In the best buys post what assumption is being made with regards the day basis being used 360 or 365 or does this matter?

The reason I ask is that I have a special deposit account whose rate was calculated on a 365 basis but the bank was taken over and the rate has changed because the 360 basis is being used. 

I want to compare the account with others out there but don't know which rate I should be comparing the 365 or 360 one?


----------



## callybags (9 Aug 2013)

I can't understand how any bank could use 360 days, seeing as there are 365 (and a quarter) days in a year.

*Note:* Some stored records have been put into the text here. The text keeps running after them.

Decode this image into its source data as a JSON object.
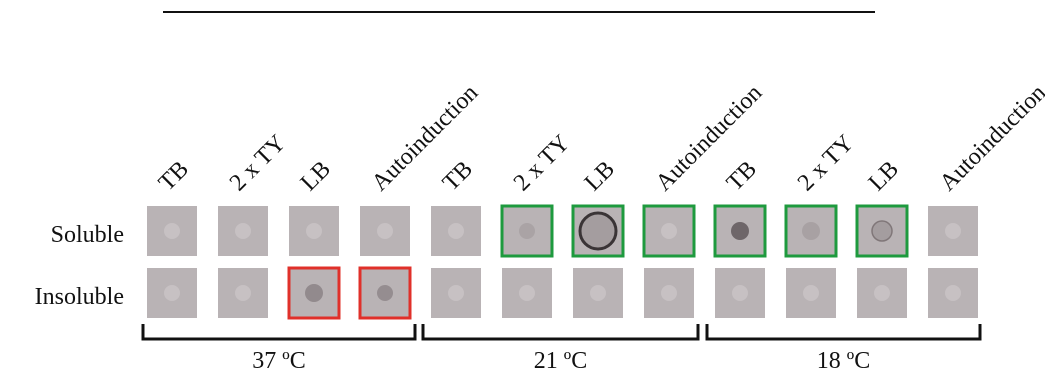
{
  "column_labels": [
    "TB",
    "2 x TY",
    "LB",
    "Autoinduction",
    "TB",
    "2 x TY",
    "LB",
    "Autoinduction",
    "TB",
    "2 x TY",
    "LB",
    "Autoinduction"
  ],
  "row_labels": [
    "Soluble",
    "Insoluble"
  ],
  "group_labels": [
    "37 ºC",
    "21 ºC",
    "18 ºC"
  ]
}
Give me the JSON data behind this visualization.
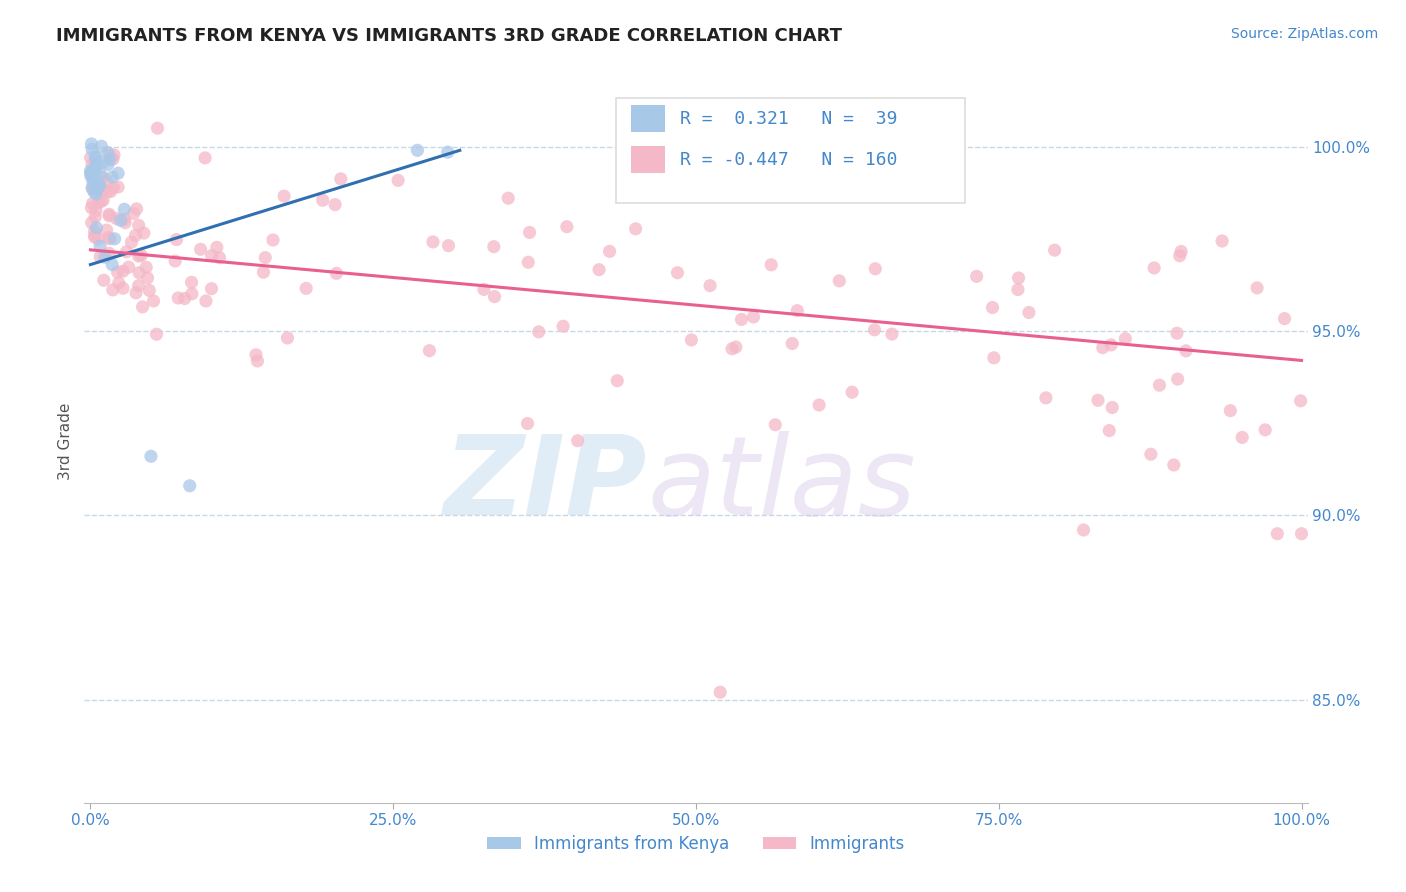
{
  "title": "IMMIGRANTS FROM KENYA VS IMMIGRANTS 3RD GRADE CORRELATION CHART",
  "source_text": "Source: ZipAtlas.com",
  "ylabel": "3rd Grade",
  "legend_R_blue": "0.321",
  "legend_N_blue": "39",
  "legend_R_pink": "-0.447",
  "legend_N_pink": "160",
  "legend_label_blue": "Immigrants from Kenya",
  "legend_label_pink": "Immigrants",
  "blue_color": "#a8c8e8",
  "pink_color": "#f4b8c8",
  "blue_line_color": "#3070b0",
  "pink_line_color": "#e86090",
  "axis_label_color": "#4488cc",
  "background_color": "#ffffff",
  "grid_color": "#c8d8e8",
  "right_yticks": [
    0.85,
    0.9,
    0.95,
    1.0
  ],
  "right_yticklabels": [
    "85.0%",
    "90.0%",
    "95.0%",
    "100.0%"
  ],
  "ymin": 0.822,
  "ymax": 1.018,
  "xmin": -0.005,
  "xmax": 1.005,
  "xticks": [
    0.0,
    0.25,
    0.5,
    0.75,
    1.0
  ],
  "xticklabels": [
    "0.0%",
    "25.0%",
    "50.0%",
    "75.0%",
    "100.0%"
  ],
  "blue_line_x": [
    0.0,
    0.305
  ],
  "blue_line_y": [
    0.968,
    0.999
  ],
  "pink_line_x": [
    0.0,
    1.0
  ],
  "pink_line_y": [
    0.972,
    0.942
  ]
}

Is it an annual rate you are working off- i.e. is the rate quoted as APR?


----------



## Hen (9 Aug 2013)

See [broken link removed] 
who state in their Important Information section "Gross interest rate quoted is calculated on a 360 day basis."

I'm told that it is AER.


----------



## Number14 (9 Aug 2013)

The 360/365 calculation should not matter unless the rate is the same for each (in which case 360 would be better)

For example, €10k deposited for 1 year at 2% on a 365 basis is calculated as follows:
10,000*2% = €200 (before DIRT). €200/365 = €0.547 per day

To get the equivalent 360 day rate, divide the interest rate (2%) by 365 and multiply out by 360 - so (2% / 365) * 360 = 1.97%

So one account on a 360 day interest basis at 1.97% will earn the same interest as 2% on a 365 day basis.

10,000*1.97% = €197 (before DIRT). €197/360 = €0.547 per day


----------



## Hen (9 Aug 2013)

Exactly what I though so when you are comparing rates you will have to also compare if they are using a 360 or a 365 day interest basis. Do all banks quote what day basis they use?


----------



## newirishman (9 Aug 2013)

Hen said:


> Exactly what I though so when you are comparing rates you will have to also compare if they are using a 360 or a 365 day interest basis. Do all banks quote what day basis they use?



That's what the "AER" figure is for. AER = Annual Equivalent Rate.
An example might be where the bank says you get 2% but they actually using 360 days for interest calculation which would result in an AER of 1.97% or so.

Hence it is always important to use the AER if you are comparing different products or rates, or eg monthly vs annual interest payments.


----------